The KGB sought to silence writers like Yuli Daniel and Andrei Sinyavsky, sentencing them to forced labor in gulag camps for the crime of “maliciously slandering” Russia in stories that had been smuggled to the West and published under pseudonyms. Decades after Boris Pasternak’s iconic Doctor Zhivago was first published abroad, Russians could still only buy it on the black market, and anyone who broke the law and read it ran the risk of losing a job, a place at university—or their freedom. The KGB forced Pasternak himself out of the Soviet writers’ union and demanded that he refuse to accept the Nobel Prize for Literature. Following Pasternak’s death in 1960, they arrested his lover and muse, Olga Ivinskaya, sending her to the gulag.

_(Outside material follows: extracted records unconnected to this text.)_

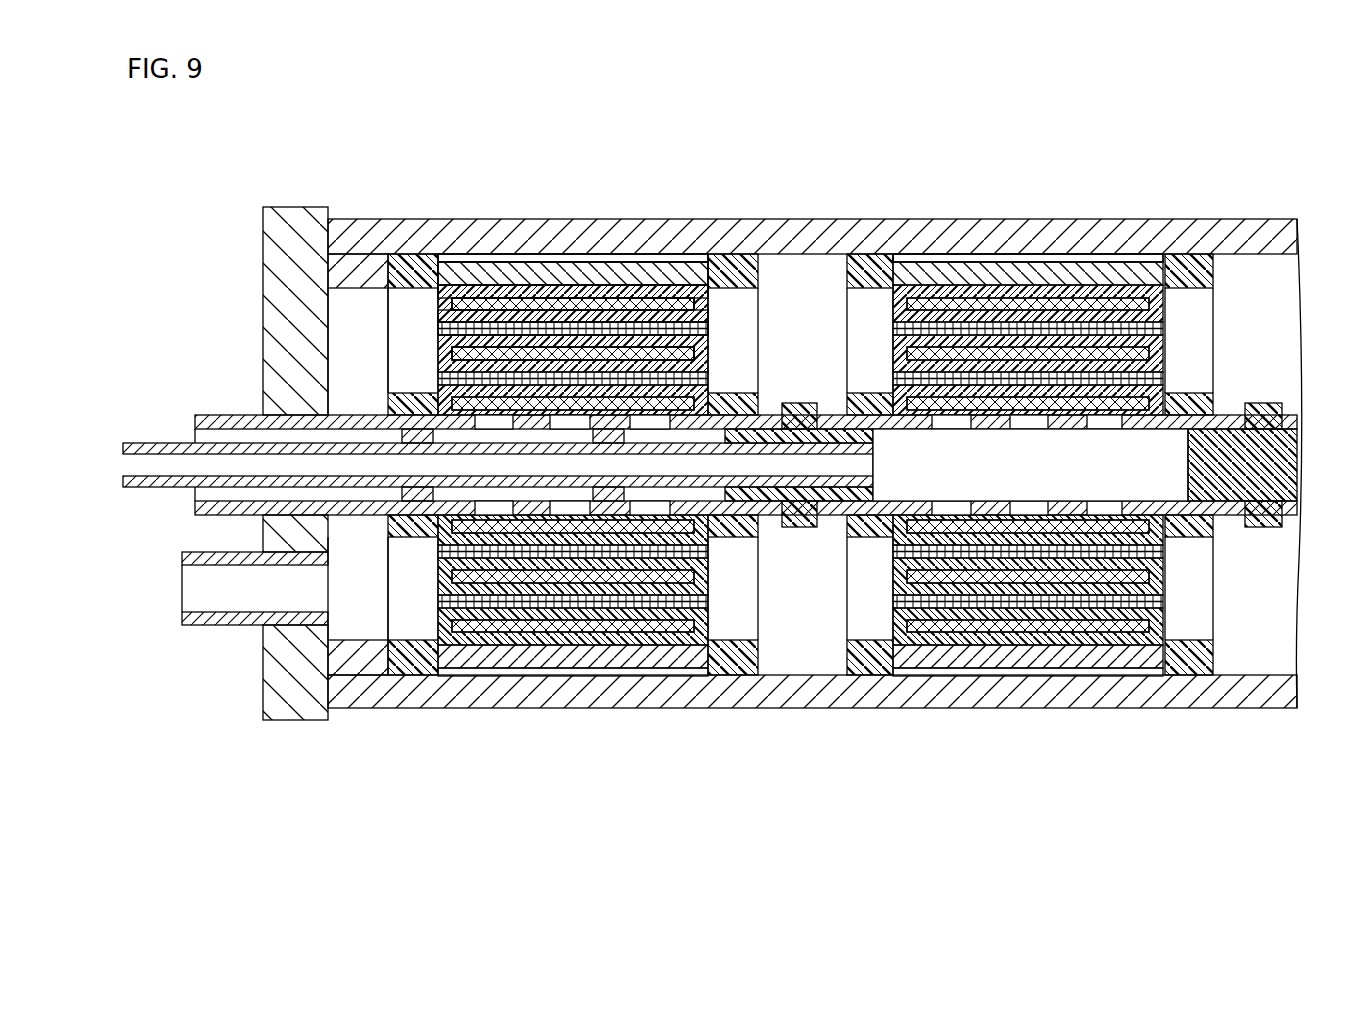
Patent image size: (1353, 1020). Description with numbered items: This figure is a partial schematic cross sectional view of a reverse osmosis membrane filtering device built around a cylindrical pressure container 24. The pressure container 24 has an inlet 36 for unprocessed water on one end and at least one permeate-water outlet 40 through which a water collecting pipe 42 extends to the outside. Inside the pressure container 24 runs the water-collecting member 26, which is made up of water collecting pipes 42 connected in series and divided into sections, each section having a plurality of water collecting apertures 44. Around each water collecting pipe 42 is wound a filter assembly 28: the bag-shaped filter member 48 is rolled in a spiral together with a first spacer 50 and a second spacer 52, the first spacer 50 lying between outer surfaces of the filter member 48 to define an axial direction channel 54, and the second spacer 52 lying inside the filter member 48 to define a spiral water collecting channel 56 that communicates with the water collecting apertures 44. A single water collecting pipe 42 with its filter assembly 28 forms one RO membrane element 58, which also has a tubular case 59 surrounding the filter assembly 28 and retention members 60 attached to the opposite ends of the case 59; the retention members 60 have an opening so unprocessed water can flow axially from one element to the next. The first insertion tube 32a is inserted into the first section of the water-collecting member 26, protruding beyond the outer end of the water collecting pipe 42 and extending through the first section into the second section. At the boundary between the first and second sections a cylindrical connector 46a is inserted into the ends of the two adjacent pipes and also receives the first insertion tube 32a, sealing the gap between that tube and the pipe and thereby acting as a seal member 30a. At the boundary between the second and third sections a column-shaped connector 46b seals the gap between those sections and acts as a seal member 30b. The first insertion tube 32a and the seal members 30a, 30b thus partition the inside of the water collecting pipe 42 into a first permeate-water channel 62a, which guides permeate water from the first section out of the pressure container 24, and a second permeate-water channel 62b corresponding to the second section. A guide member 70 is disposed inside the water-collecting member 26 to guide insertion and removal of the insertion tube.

The pressure container 24 is at (852, 219).
The water-collecting member 26 is at (722, 415).
The filter assembly 28 is at (800, 401).
The seal member 30a is at (797, 420).
The seal member 30b is at (1258, 412).
The first insertion tube 32a is at (160, 443).
The inlet 36 is at (265, 622).
The permeate-water outlet 40 is at (250, 505).
The water collecting pipe 42 is at (247, 415).
The water collecting apertures 44 is at (500, 505).
The connector 46a is at (797, 527).
The connector 46b is at (1262, 527).
The filter member 48 is at (487, 285).
The first spacer 50 is at (465, 290).
The second spacer 52 is at (513, 300).
The axial direction channel 54 is at (655, 305).
The water collecting channel 56 is at (628, 290).
The RO membrane element 58 is at (598, 262).
The case 59 is at (575, 268).
The retention members 60 is at (412, 262).
The first permeate-water channel 62a is at (373, 435).
The second permeate-water channel 62b is at (1058, 477).
The guide member 70 is at (600, 490).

The KGB found other ways to muzzle internal critics. Writers and dissidents like Alexandr Solzhenitsyn were arrested, imprisoned and later stripped of their citizenship and forced into exile abroad. When physicist Andrei Sakharov began arguing for human rights in the USSR, the KGB kidnapped him and confined him to a hospital, where he was tied to a bed, drugged, brutally force-fed and subjected to other tortures. When the KGB couldn’t dissuade critics from speaking out, even with arrest, they sought to discredit them by sending them to psychiatric hospitals for “treatment.”

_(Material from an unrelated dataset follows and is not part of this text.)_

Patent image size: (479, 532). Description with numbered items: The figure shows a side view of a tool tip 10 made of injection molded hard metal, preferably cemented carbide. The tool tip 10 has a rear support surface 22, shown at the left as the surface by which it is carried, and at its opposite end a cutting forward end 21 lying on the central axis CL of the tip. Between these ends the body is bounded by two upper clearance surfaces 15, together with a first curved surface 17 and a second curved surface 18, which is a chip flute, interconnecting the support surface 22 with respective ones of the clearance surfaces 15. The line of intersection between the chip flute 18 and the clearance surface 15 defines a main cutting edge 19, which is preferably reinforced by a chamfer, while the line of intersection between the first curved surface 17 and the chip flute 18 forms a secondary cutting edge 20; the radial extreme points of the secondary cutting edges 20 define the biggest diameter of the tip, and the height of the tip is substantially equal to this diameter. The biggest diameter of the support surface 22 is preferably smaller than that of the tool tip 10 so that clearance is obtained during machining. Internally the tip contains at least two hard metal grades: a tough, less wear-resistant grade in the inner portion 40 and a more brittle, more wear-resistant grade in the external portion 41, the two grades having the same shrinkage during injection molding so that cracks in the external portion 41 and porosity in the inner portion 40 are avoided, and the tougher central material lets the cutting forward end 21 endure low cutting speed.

In August 1991, after Russians under Boris Yeltsin’s leadership foiled a coup attempt led by the KGB, the statue of the intelligence agency’s notorious founder Feliks Dzerzhinsky was finally removed from the plinth outside the Lubyanka secret police headquarters in central Moscow. But just as the statue remains intact—albeit in an open-air museum of Soviet-era sculpture—so does the KGB’s legacy. After the fall of the Soviet Union, the KGB gave way to the FSB (Federal Security Service), which may not send dissident Russians to Stalinist-style Siberian labor camps. But it still draws on intelligence tools honed during the Soviet era to silence its critics.